Nella relazione della sentenza, curata da Franco Ippolito, è stato ricostruito storicamente il “Mito del giudicato“, retaggio dell’epoca fascista, tramontato anche grazie all’opera di giuristi del calibro di Giovanni Leone e Franco Coppi. Il principio di diritto affermato è che, se dopo una sentenza irrevocabile di condanna, la Consulta dichiara illegittima una norma che ha aggravato l’entità della pena, la stessa va ricalcolata qualora non sia già stata interamente scontata dal condannato. Obbligo del Pubblico Ministero è chiedere al giudice dell’esecuzione il ricalcolo della pena.

La sentenza ha riguardato un imputato, condannato nel 2012 a 6 anni di carcere per detenzione e spaccio di stupefacenti. La condanna è stata inflitta sulla base del divieto, introdotto nel 2005 dalla legge ex Cirielli, di dare prevalenza all’attenuante del “fatto di lieve entità” (riguardante la dose modesta di droga detenuta) rispetto alla recidività. Lo stesso divieto è stato poi cancellato dalla Corte Costituzionale, e pertanto il reo si è trovato ad essere vittima delle conseguenze di una norma che, essendo incostituzionale, era illegittima, e quindi inevitabilmente avvertita come ingiusta da chi la sta subendo, perché imposta da un processo legislativo che ha prodotto una norma, appunto, incostituzionale.

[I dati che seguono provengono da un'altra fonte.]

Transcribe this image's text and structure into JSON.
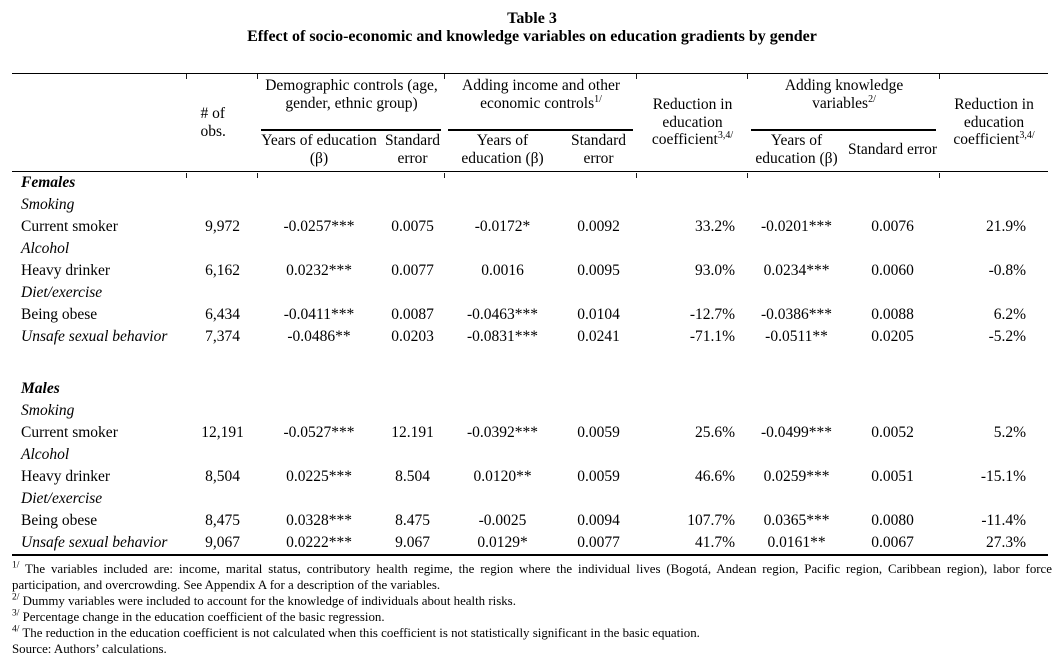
{
  "title": "Table 3",
  "subtitle": "Effect of socio-economic and knowledge variables on education gradients by gender",
  "header": {
    "obs": "# of obs.",
    "group_demographic": "Demographic controls (age, gender, ethnic group)",
    "group_income": "Adding income and other economic controls",
    "group_income_sup": "1/",
    "group_knowledge": "Adding knowledge variables",
    "group_knowledge_sup": "2/",
    "reduction": "Reduction in education coefficient",
    "reduction_sup": "3,4/",
    "years": "Years of education (β)",
    "stderr": "Standard error"
  },
  "rows": [
    {
      "type": "section",
      "label": "Females"
    },
    {
      "type": "category",
      "label": "Smoking"
    },
    {
      "type": "data",
      "label": "Current smoker",
      "v": [
        "9,972",
        "-0.0257***",
        "0.0075",
        "-0.0172*",
        "0.0092",
        "33.2%",
        "-0.0201***",
        "0.0076",
        "21.9%"
      ]
    },
    {
      "type": "category",
      "label": "Alcohol"
    },
    {
      "type": "data",
      "label": "Heavy drinker",
      "v": [
        "6,162",
        "0.0232***",
        "0.0077",
        "0.0016",
        "0.0095",
        "93.0%",
        "0.0234***",
        "0.0060",
        "-0.8%"
      ]
    },
    {
      "type": "category",
      "label": "Diet/exercise"
    },
    {
      "type": "data",
      "label": "Being obese",
      "v": [
        "6,434",
        "-0.0411***",
        "0.0087",
        "-0.0463***",
        "0.0104",
        "-12.7%",
        "-0.0386***",
        "0.0088",
        "6.2%"
      ]
    },
    {
      "type": "data-italic",
      "label": "Unsafe sexual behavior",
      "v": [
        "7,374",
        "-0.0486**",
        "0.0203",
        "-0.0831***",
        "0.0241",
        "-71.1%",
        "-0.0511**",
        "0.0205",
        "-5.2%"
      ]
    },
    {
      "type": "spacer",
      "label": ""
    },
    {
      "type": "section",
      "label": "Males"
    },
    {
      "type": "category",
      "label": "Smoking"
    },
    {
      "type": "data",
      "label": "Current smoker",
      "v": [
        "12,191",
        "-0.0527***",
        "12.191",
        "-0.0392***",
        "0.0059",
        "25.6%",
        "-0.0499***",
        "0.0052",
        "5.2%"
      ]
    },
    {
      "type": "category",
      "label": "Alcohol"
    },
    {
      "type": "data",
      "label": "Heavy drinker",
      "v": [
        "8,504",
        "0.0225***",
        "8.504",
        "0.0120**",
        "0.0059",
        "46.6%",
        "0.0259***",
        "0.0051",
        "-15.1%"
      ]
    },
    {
      "type": "category",
      "label": "Diet/exercise"
    },
    {
      "type": "data",
      "label": "Being obese",
      "v": [
        "8,475",
        "0.0328***",
        "8.475",
        "-0.0025",
        "0.0094",
        "107.7%",
        "0.0365***",
        "0.0080",
        "-11.4%"
      ]
    },
    {
      "type": "data-italic",
      "label": "Unsafe sexual behavior",
      "v": [
        "9,067",
        "0.0222***",
        "9.067",
        "0.0129*",
        "0.0077",
        "41.7%",
        "0.0161**",
        "0.0067",
        "27.3%"
      ]
    }
  ],
  "footnotes": [
    {
      "sup": "1/",
      "text": "The variables included are: income, marital status, contributory health regime, the region where the individual lives (Bogotá, Andean region, Pacific region, Caribbean region), labor force participation, and overcrowding. See Appendix A for a description of the variables."
    },
    {
      "sup": "2/",
      "text": "Dummy variables were included to account for the knowledge of individuals about health risks."
    },
    {
      "sup": "3/",
      "text": "Percentage change in the education coefficient of the basic regression."
    },
    {
      "sup": "4/",
      "text": "The reduction in the education coefficient is not calculated when this coefficient is not statistically significant in the basic equation."
    }
  ],
  "source": "Source: Authors’ calculations."
}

Naturalmente il giudicato resta limite invalicabile se dopo la sentenza interviene una legge che introduce sanzioni più favorevoli per il condannato, sulla base di una diversa valutazione del disvalore penale di un fatto (e quindi non si ravvede alcuna incostituzionalità).
Diverso il caso se l’incostituzionalità di una norma che era sostanzialmente invalida, anche se stata in vigore fino all’illegittimità pronunciata dalla consulta, perché la norma sarebbe, in tal caso, “Geneticamente nata morta”.